Fixed effects and lagged dependent variables again

chaos6174 asks:
In section 5.3 Fixed Effects versus Lagged Dependent
Variables,you write that the fixed effect model can deal with the OVB
problem caused time-invariant or group-invariant omitted variables,and
also give some suggestions on the strategies handing the OVB problem
caused by potential omitted variables that may change over time in
practice.On whether to employ fixed individual effects model or lagged
dependent variable model ,you suggest that the researchers Â…"find
broadly similar results using both models".But if the estimated
coefficient  of the interested  explanatory variable from the two
models differ tremendously,what shall be done to for the regressions
to make sense?
Thanks.

The fixed effects and lagged dependent variable models are different models, so can give different results. We discuss this on p. 245-46 in the book.

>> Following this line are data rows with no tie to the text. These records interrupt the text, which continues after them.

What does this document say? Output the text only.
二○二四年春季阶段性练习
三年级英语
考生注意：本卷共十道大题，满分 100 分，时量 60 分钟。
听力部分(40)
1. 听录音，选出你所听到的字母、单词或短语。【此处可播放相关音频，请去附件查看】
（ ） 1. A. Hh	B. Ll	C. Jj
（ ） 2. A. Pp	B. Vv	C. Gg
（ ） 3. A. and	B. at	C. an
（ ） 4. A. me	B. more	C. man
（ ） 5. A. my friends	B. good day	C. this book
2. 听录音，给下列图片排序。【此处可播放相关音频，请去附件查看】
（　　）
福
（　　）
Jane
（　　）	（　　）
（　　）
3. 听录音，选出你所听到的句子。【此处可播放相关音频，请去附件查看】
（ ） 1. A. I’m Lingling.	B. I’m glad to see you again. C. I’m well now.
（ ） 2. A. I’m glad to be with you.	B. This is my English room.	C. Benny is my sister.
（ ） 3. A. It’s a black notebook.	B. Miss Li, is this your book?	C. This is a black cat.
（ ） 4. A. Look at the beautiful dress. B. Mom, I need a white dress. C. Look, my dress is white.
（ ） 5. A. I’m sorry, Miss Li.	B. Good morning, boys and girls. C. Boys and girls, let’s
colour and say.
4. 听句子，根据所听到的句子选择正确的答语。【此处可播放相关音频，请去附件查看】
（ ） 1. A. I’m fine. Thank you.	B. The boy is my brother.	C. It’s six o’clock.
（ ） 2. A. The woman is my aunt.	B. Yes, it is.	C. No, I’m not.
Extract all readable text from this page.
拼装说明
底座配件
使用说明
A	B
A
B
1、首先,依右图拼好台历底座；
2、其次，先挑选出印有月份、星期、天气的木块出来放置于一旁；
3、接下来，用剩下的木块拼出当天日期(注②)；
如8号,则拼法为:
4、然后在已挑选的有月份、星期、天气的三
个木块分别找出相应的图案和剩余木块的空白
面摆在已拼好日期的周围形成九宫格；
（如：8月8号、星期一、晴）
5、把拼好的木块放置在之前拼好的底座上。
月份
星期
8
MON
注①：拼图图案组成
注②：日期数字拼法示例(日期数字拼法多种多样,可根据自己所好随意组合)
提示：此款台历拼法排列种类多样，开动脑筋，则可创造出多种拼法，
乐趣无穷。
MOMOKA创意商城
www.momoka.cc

If the results are very different you could consider estimating a model with both fixed effects and a lagged dependent variable. As we discuss in the book, this is a challenging model to estimate. As you can see from our discussion we don’t think the approaches you need to instrument for the lagged dependent variable are all that compelling, so this is not a clean solution. You can also think about the simple FE and LDV results as bracketing the true effect. Of course, if the difference is large this may not be particularly informative. If all else fails there may not be much you can do other than find another approach/other data/a better natural experiment to study the research question you are after.